The question at the heart of Epiphanies is: What does it mean to be human when the definition of human is in flux? For example, in Pavane for a Dead Rover, Housley explores whether it is possible to grieve for a robot. In Psalm for a New Human Species, she asks what such a discovery would mean to a person's sense of self-worth. She, then, turns to Leonardo da Vinci who lived a life of epiphany. If things were right side up, he turned them upside down, intentionally disorienting himself to gain understanding. Whether she is writing about a scientific discovery or the painting of the Mona Lisa, Housley seeks in her poetry to provide a breathing space for understanding and compassion. --Kathleen L. Housley is the author of eight books. Her poetry has appeared in many journals, such as Image, Isotope, The Christian Century and Ars Medica. --"Poet Kathleen Housley deftly navigates the confluence of science, art and theology, helping the reader see each of those defining streams of our humanity as emerging from the single source of the Creator. But in so doing, she is just as often pointing out how each jostles and intrudes on the others as she is describing their flow towards unification in a new creation."-Mark Sprinkle, Bio Logos --"Drawing from anthropology, mythology, paleontology, biology and history, among others, these poems speak in many voices, not the least of which is that of Leonardo da Vinci, in character as both artist and scientist. Kathleen Housley, with grace and no small portion of wry humor, has created intelligent, complex work that is often touching, frequently exciting, and always accessible. No small feat Ultimately, Epiphanies is a jubilant collection."-Alexandrina Sergio, author of My Daughter Is Drummer in the Rock 'n Roll Band and That's How The Light Gets In
KEYS TO THE KINGDOM: Reflections on Music and the Mind Keys to the Kingdom: Reflections on Music and the Mind charts the course of an unusual odyssey.

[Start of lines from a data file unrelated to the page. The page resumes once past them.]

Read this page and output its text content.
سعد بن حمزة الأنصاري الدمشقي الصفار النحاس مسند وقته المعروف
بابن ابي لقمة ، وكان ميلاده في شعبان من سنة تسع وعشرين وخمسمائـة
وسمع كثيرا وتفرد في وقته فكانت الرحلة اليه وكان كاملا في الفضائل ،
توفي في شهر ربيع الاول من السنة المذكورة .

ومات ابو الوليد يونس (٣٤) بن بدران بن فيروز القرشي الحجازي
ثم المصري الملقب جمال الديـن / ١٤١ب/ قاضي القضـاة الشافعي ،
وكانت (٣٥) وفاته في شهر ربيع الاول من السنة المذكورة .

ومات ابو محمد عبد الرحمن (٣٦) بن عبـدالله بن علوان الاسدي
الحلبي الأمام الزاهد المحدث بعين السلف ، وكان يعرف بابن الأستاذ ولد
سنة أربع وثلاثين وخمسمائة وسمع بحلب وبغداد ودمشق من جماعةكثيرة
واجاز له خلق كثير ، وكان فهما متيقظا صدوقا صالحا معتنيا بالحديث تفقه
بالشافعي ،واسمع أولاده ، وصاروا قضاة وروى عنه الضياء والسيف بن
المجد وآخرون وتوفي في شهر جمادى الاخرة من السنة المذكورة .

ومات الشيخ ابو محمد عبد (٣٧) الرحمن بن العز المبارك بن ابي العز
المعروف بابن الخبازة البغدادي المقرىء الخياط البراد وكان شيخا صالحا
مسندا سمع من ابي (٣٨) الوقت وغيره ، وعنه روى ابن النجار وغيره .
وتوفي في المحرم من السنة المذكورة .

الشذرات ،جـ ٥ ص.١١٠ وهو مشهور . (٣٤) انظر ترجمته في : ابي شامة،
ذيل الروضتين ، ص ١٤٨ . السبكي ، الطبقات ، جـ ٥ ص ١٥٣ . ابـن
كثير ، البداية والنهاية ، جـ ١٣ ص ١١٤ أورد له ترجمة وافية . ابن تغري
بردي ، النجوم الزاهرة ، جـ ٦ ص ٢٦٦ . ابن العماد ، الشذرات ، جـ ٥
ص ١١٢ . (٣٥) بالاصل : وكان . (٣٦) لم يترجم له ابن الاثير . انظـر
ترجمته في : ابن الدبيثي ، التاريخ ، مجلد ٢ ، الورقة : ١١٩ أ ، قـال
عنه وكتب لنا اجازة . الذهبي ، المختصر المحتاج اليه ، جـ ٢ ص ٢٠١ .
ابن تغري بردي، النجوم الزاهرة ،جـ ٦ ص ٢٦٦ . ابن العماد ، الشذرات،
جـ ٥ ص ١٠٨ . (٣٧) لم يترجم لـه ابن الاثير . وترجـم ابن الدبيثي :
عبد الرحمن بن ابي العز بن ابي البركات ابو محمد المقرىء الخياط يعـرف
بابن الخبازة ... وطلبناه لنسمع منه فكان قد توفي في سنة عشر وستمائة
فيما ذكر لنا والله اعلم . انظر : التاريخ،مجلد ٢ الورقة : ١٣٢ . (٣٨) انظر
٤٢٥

For nearly a decade, Kathleen Housley played piano with Katrina Withey, a gifted musician partially paralyzed from a stroke. To understand those times in their playing when disabilities disappeared in a shimmer of grace, Housley wrote brief reflections, turning to neuroscience and history for deeper insight. Some are as complex as a fugue. Others are as simple as a finger exercise on the C scale. Yet sounding throughout the reflections is a sublime theme-the importance of friendship. "I am certain I will return to this book many times-to prevent music from becoming solely intellectual, friendship simply casual, and life experiences reduced to a progression of day-to-day events. Each chapter is a fresh and enlighteninglook at the power of music throughout time, and a moving glimpse into evoking the eternal power between friends." Pamela J. Perry, D.M.A., Professor of Music, Central Connecticut State University "Kathleen Housley has written a sensitive account of friendship, courage, and the power of music to unite and heal. Her observations are sealed with a light touch of metaphors, never too much, always growing from the real experience." Richard T. Lee, Ph.D., Professor Emeritus of Philosophy, Trinity College "Keys to the Kingdom is more than an inspirational story. It brilliantly connects neurology, music, language, and the overall sense of being. All rehabilitation specialists should read this book to appreciate the holistic nature of recovery and well-being." Mary Purdy, Ph.D., Department of Communication Disorders, Southern Connecticut State University Kathleen L. Housley is the author of four books of non-fiction and one book of poetry. She has written for numerous journals including Image, Isotope, The Christian Century, and Ars Medica.